El hombre que lleva anteojos con montura de carey y sonrisa de mexicano, conserva la calma. Se desplaza hasta la salita. Enciende la linterna de su teléfono móvil. Lo ubica sobre la mesa de manera que ilumine hacia su cuerpo donde coloca su cena también. A sus espaldas queda una pared tabique con una especie de tragaluz vertical. Detrás está la escalera. Las fotografías de las mujeres. Se acuerdan. Se sienta. Aspira tan profundo y tan amplio que parece que se le hubiese olvidado respirar antes. No ha leído a Haruki Murakami. Lee otros escritores. Es un renacentista. Fotógrafo.
Sobre la avenida que casi introduce su trompa entre las aguas salobres, el tamaño del animal que camina sobre la vía, aumenta cuando se acerca. Aún es una silueta tijerada.
La luna tamiza su luz a través de una tela blanca en el ventanal del balcón. Sobre la mesa solo quedan las flores rojas, las hojas verdes estampada sobre el plato de peltre. Una taza sin café. Él se levanta. Regresa a la cocina sin la linterna del móvil que queda sobre la mesa alumbrando la pared. Al pasar por la boca de la escalera ve una especie de aurora boreal. Si. La luz del teléfono ubicado sobre la mesa que abandonó, atraviesa la pared por al tragaluz vertical de unos veinte centímetros de ancho. Hace una raya de luz en el asiento y el piso de los escalones que ascienden al segundo nivel. Baja sobre la pared blanca.
Atraviesa exactamente sobre el retrato en blanco y negro de la muchacha con cabello tan negro como el fondo de la imagen. Ella apoya sobre su mano izquierda un rostro imperturbable. De mirada levemente seductora como si deseara desarmar el mundo con un soplo de sus labios.

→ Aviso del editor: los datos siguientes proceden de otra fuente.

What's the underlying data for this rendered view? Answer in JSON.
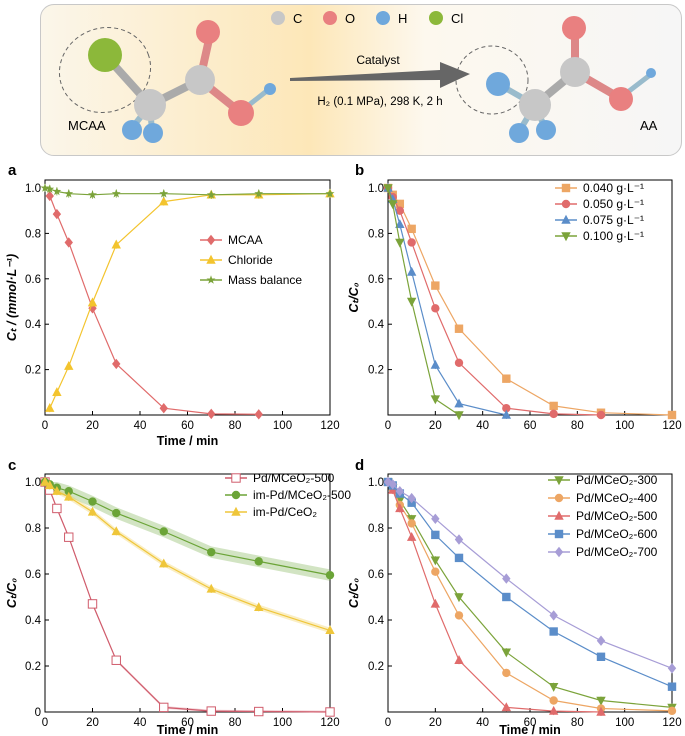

El fotógrafo se encanta con la visión que aprecia. Tampoco pierde la calma. Coloca su cámara en disparo automático sobre el trípode desde donde emite la luz el teléfono móvil. Se sienta. Al pie del pasamanos de la escalera, al lado del retrato. Se autorretrata.

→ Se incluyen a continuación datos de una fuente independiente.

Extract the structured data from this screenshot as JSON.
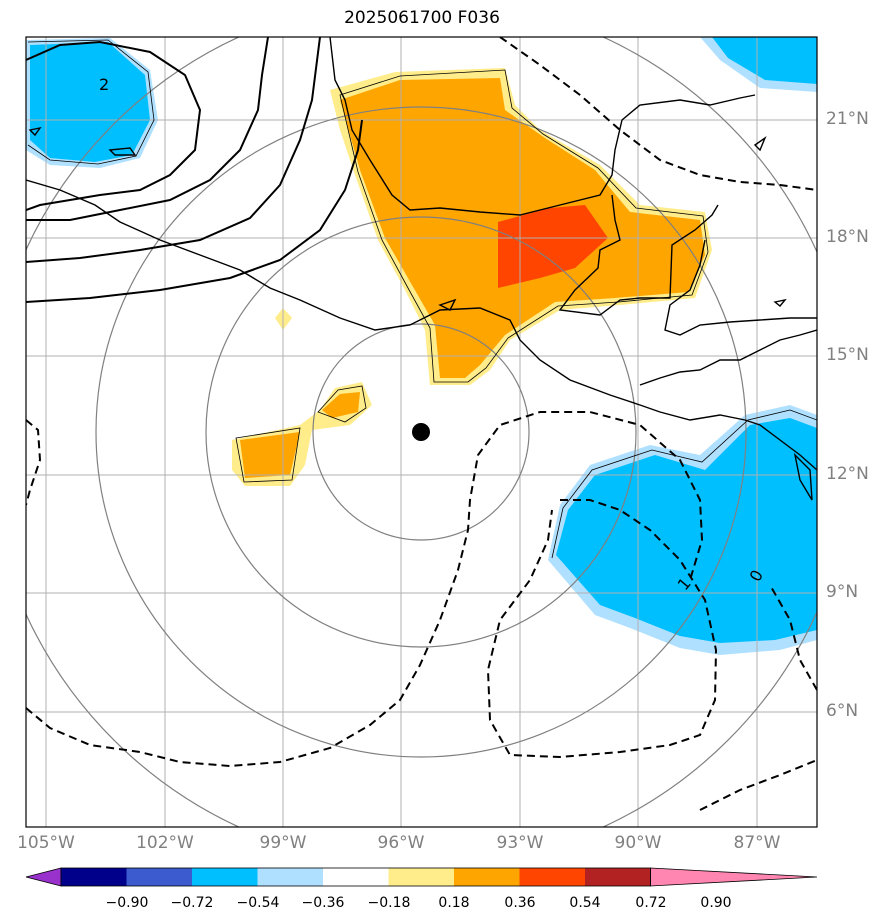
{
  "title": "2025061700 F036",
  "lat_labels": [
    "21°N",
    "18°N",
    "15°N",
    "12°N",
    "9°N",
    "6°N"
  ],
  "lon_labels": [
    "105°W",
    "102°W",
    "99°W",
    "96°W",
    "93°W",
    "90°W",
    "87°W"
  ],
  "contour_labels": [
    "2",
    "1",
    "0"
  ],
  "colorbar": {
    "ticks": [
      "−0.90",
      "−0.72",
      "−0.54",
      "−0.36",
      "−0.18",
      "0.18",
      "0.36",
      "0.54",
      "0.72",
      "0.90"
    ],
    "colors": [
      "#9932cc",
      "#00008b",
      "#3b5bcf",
      "#00bfff",
      "#b0e0ff",
      "#ffffff",
      "#ffec8b",
      "#ffa500",
      "#ff4500",
      "#b22222",
      "#ff86b0"
    ]
  },
  "center_marker": {
    "lon": -95.5,
    "lat": 13.0
  }
}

En la calle un cachorro de perro callejero marrón, grueso. De patas grandes al lado de la avenida marina, bajo la luz de una bombilla del alumbrado ladra a una fotografía de otro perro o perra sobre un cartel publicitario de alimento canino. Suena el claxon de un automóvil. El animal no se inmuta. Ladra.
El hombre que preparaba café precisa el disparo del obturador de la cámara Y click. Click. Click. Click. Una epifanía queda embaulada en la máquina de ilusiones.
La vivienda se inunda de luz. La electricidad vuelve, casi se le escucha cantar alguna canción de Pink Floyd. La muchacha de la fotografía es su mujer. Habita en otro país a ocho horas de vuelo. Se escucha el sonido del timbre de la vivienda. El fotógrafo continúa sentado. Lleva la paz en su mochila.